As Frances regarded the hand Ethan had extended toward her, she was sure she had crossed some line from desperation into insanity to even consider his offer.
Would she really agree to marry the living embodiment of her family’s downfall for what, essentially, was the promise of job security after he was gone? With five million—a too-large number she’d pulled out of thin air—she and Becky could open that gallery in grand style, complete with all the exhibitions and parties it took to wine and dine wealthy art patrons.
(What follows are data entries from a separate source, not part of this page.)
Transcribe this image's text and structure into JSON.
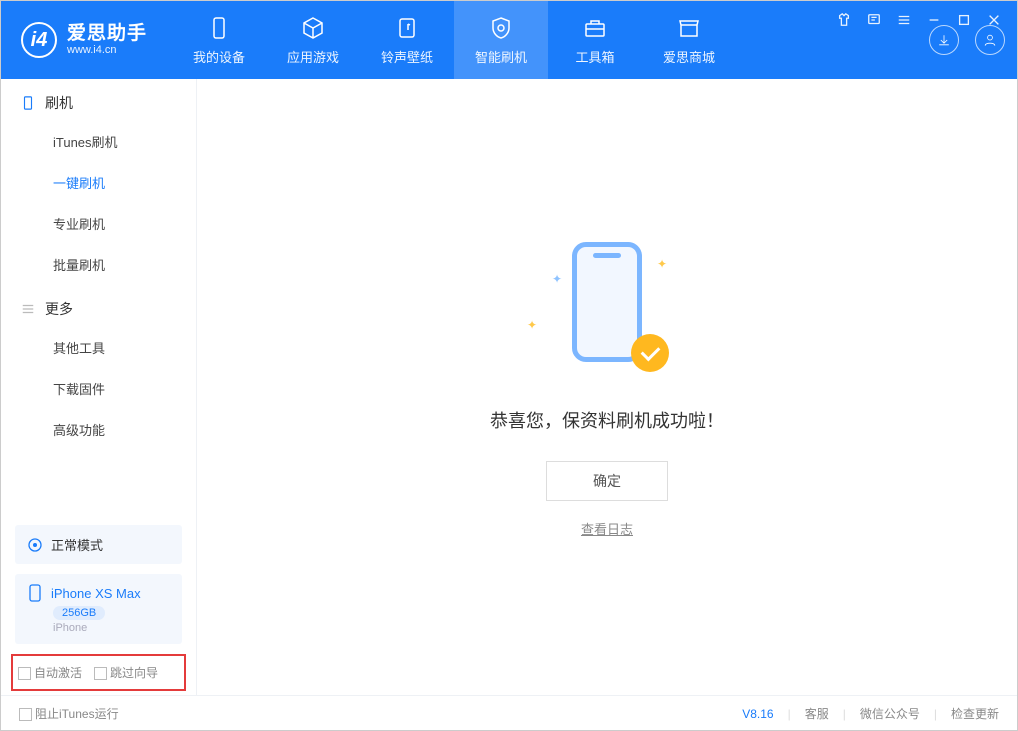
{
  "app": {
    "title": "爱思助手",
    "subtitle": "www.i4.cn"
  },
  "tabs": [
    {
      "label": "我的设备"
    },
    {
      "label": "应用游戏"
    },
    {
      "label": "铃声壁纸"
    },
    {
      "label": "智能刷机"
    },
    {
      "label": "工具箱"
    },
    {
      "label": "爱思商城"
    }
  ],
  "sidebar": {
    "section1": {
      "title": "刷机",
      "items": [
        "iTunes刷机",
        "一键刷机",
        "专业刷机",
        "批量刷机"
      ]
    },
    "section2": {
      "title": "更多",
      "items": [
        "其他工具",
        "下载固件",
        "高级功能"
      ]
    }
  },
  "device": {
    "mode": "正常模式",
    "name": "iPhone XS Max",
    "capacity": "256GB",
    "type": "iPhone"
  },
  "options": {
    "auto_activate": "自动激活",
    "skip_guide": "跳过向导"
  },
  "main": {
    "success": "恭喜您，保资料刷机成功啦！",
    "confirm": "确定",
    "view_log": "查看日志"
  },
  "footer": {
    "block_itunes": "阻止iTunes运行",
    "version": "V8.16",
    "support": "客服",
    "wechat": "微信公众号",
    "update": "检查更新"
  }
}
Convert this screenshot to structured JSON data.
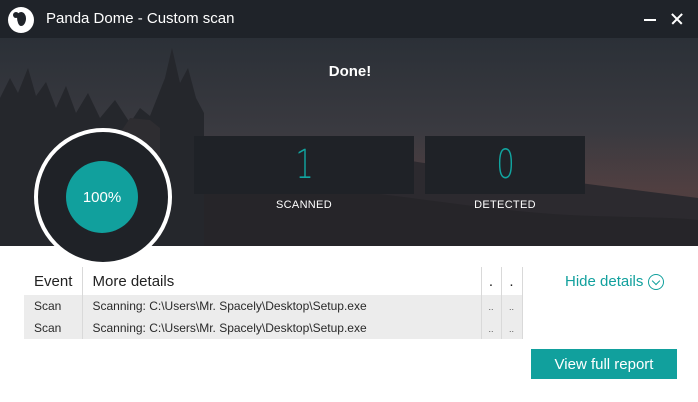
{
  "window": {
    "title": "Panda Dome - Custom scan"
  },
  "scan": {
    "status": "Done!",
    "progress_label": "100%",
    "progress": 100,
    "scanned_value": "1",
    "scanned_label": "SCANNED",
    "detected_value": "0",
    "detected_label": "DETECTED"
  },
  "events": {
    "headers": [
      "Event",
      "More details",
      ".",
      "."
    ],
    "rows": [
      [
        "Scan",
        "Scanning: C:\\Users\\Mr. Spacely\\Desktop\\Setup.exe",
        "..",
        ".."
      ],
      [
        "Scan",
        "Scanning: C:\\Users\\Mr. Spacely\\Desktop\\Setup.exe",
        "..",
        ".."
      ]
    ]
  },
  "actions": {
    "hide_details": "Hide details",
    "view_report": "View full report"
  },
  "colors": {
    "accent": "#11a09d",
    "titlebar": "#1f2329",
    "panel": "#1f2227"
  }
}
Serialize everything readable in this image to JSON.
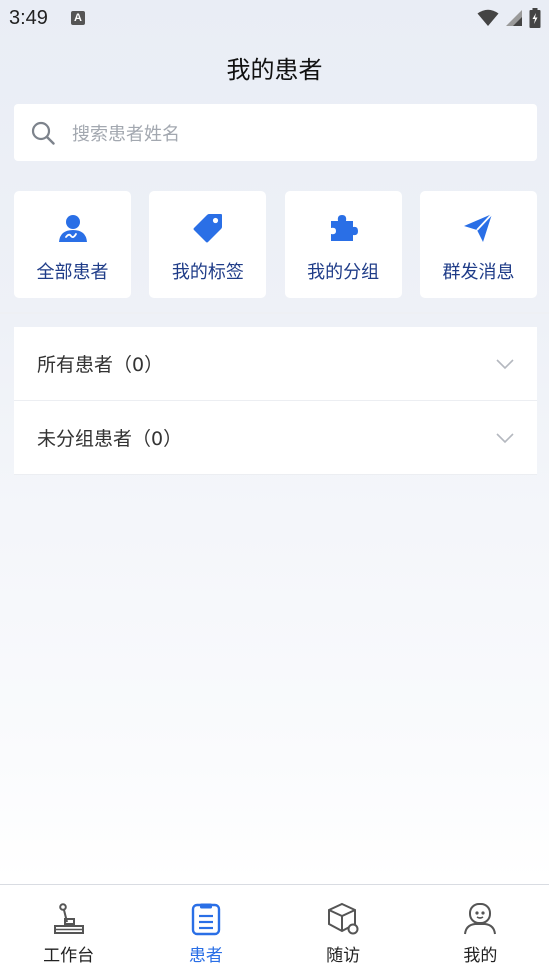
{
  "status_bar": {
    "time": "3:49",
    "notification_badge": "A"
  },
  "header": {
    "title": "我的患者"
  },
  "search": {
    "placeholder": "搜索患者姓名"
  },
  "quick_actions": [
    {
      "label": "全部患者",
      "icon": "patient-icon"
    },
    {
      "label": "我的标签",
      "icon": "tag-icon"
    },
    {
      "label": "我的分组",
      "icon": "puzzle-icon"
    },
    {
      "label": "群发消息",
      "icon": "send-icon"
    }
  ],
  "groups": [
    {
      "label": "所有患者（0）"
    },
    {
      "label": "未分组患者（0）"
    }
  ],
  "tab_bar": {
    "active": "患者",
    "tabs": [
      {
        "label": "工作台",
        "icon": "workbench-icon"
      },
      {
        "label": "患者",
        "icon": "patient-list-icon"
      },
      {
        "label": "随访",
        "icon": "follow-up-icon"
      },
      {
        "label": "我的",
        "icon": "profile-icon"
      }
    ]
  },
  "colors": {
    "accent": "#2a6fe6",
    "quick_label": "#1f3c88",
    "background": "#eef1f7"
  }
}
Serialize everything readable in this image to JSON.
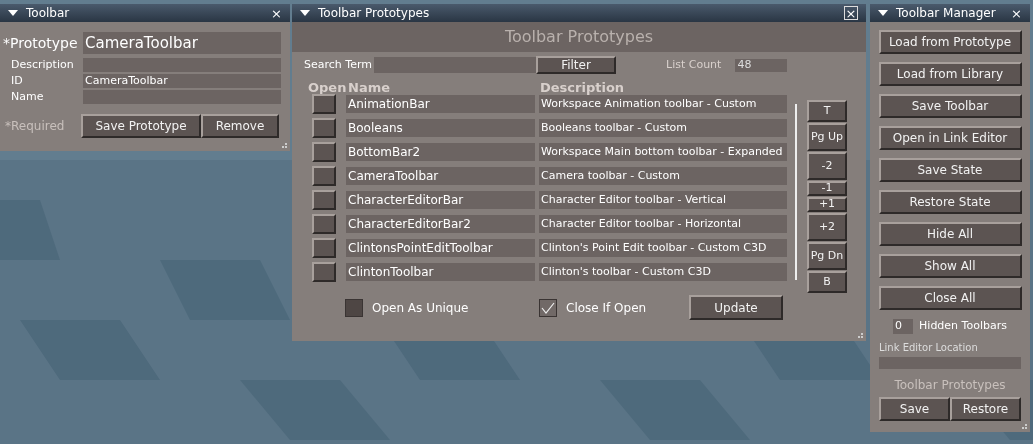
{
  "toolbar_panel": {
    "title": "Toolbar",
    "close": "×",
    "fields": [
      {
        "kind": "primary",
        "label": "*Prototype",
        "value": "CameraToolbar"
      },
      {
        "kind": "secondary",
        "label": "Description"
      },
      {
        "kind": "secondary",
        "label": "ID",
        "value": "CameraToolbar"
      },
      {
        "kind": "secondary",
        "label": "Name"
      }
    ],
    "required_note": "*Required",
    "buttons": [
      "Save Prototype",
      "Remove"
    ]
  },
  "prototypes_panel": {
    "title": "Toolbar Prototypes",
    "close": "×",
    "heading": "Toolbar Prototypes",
    "search_label": "Search Term",
    "filter_button": "Filter",
    "list_count_label": "List Count",
    "list_count": "48",
    "columns": [
      "Open",
      "Name",
      "Description"
    ],
    "rows": [
      {
        "open": false,
        "name": "AnimationBar",
        "description": "Workspace Animation toolbar - Custom"
      },
      {
        "open": false,
        "name": "Booleans",
        "description": "Booleans toolbar - Custom"
      },
      {
        "open": false,
        "name": "BottomBar2",
        "description": "Workspace Main bottom toolbar - Expanded"
      },
      {
        "open": false,
        "name": "CameraToolbar",
        "description": "Camera toolbar - Custom"
      },
      {
        "open": false,
        "name": "CharacterEditorBar",
        "description": "Character Editor toolbar - Vertical"
      },
      {
        "open": false,
        "name": "CharacterEditorBar2",
        "description": "Character Editor toolbar - Horizontal"
      },
      {
        "open": false,
        "name": "ClintonsPointEditToolbar",
        "description": "Clinton's Point Edit toolbar - Custom C3D"
      },
      {
        "open": false,
        "name": "ClintonToolbar",
        "description": "Clinton's toolbar - Custom C3D"
      }
    ],
    "scroll_buttons": [
      {
        "label": "T",
        "kind": "end"
      },
      {
        "label": "Pg Up",
        "kind": "page"
      },
      {
        "label": "-2",
        "kind": "page"
      },
      {
        "label": "-1",
        "kind": "step"
      },
      {
        "label": "+1",
        "kind": "step"
      },
      {
        "label": "+2",
        "kind": "page"
      },
      {
        "label": "Pg Dn",
        "kind": "page"
      },
      {
        "label": "B",
        "kind": "end"
      }
    ],
    "options": [
      {
        "label": "Open As Unique",
        "checked": false
      },
      {
        "label": "Close If Open",
        "checked": true
      }
    ],
    "update_button": "Update"
  },
  "manager_panel": {
    "title": "Toolbar Manager",
    "close": "×",
    "buttons": [
      "Load from Prototype",
      "Load from Library",
      "Save Toolbar",
      "Open in Link Editor",
      "Save State",
      "Restore State",
      "Hide All",
      "Show All",
      "Close All"
    ],
    "hidden_count": "0",
    "hidden_label": "Hidden Toolbars",
    "link_editor_label": "Link Editor Location",
    "prototypes_label": "Toolbar Prototypes",
    "bottom_buttons": [
      "Save",
      "Restore"
    ]
  }
}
This time, it’d be different. It was Becky’s business plan, after all. Not Frances’s. But even that thought stung a bit. Becky’s plan had a chance of working. Unlike all of Frances’s grand plans.
She needed this. She needed something to go her way, something to work out right for once. With a five-million-dollar investment, she and Becky could get the gallery operational and Frances could move out of the Beaumont mansion. Even if she only lived in the apartment over the gallery, it’d still be hers. She could go back to being Frances Beaumont. She could feel like a grown-up in control of her own life.
All it’d take would be giving up that control for a year. Not just giving it up, but giving it to Ethan.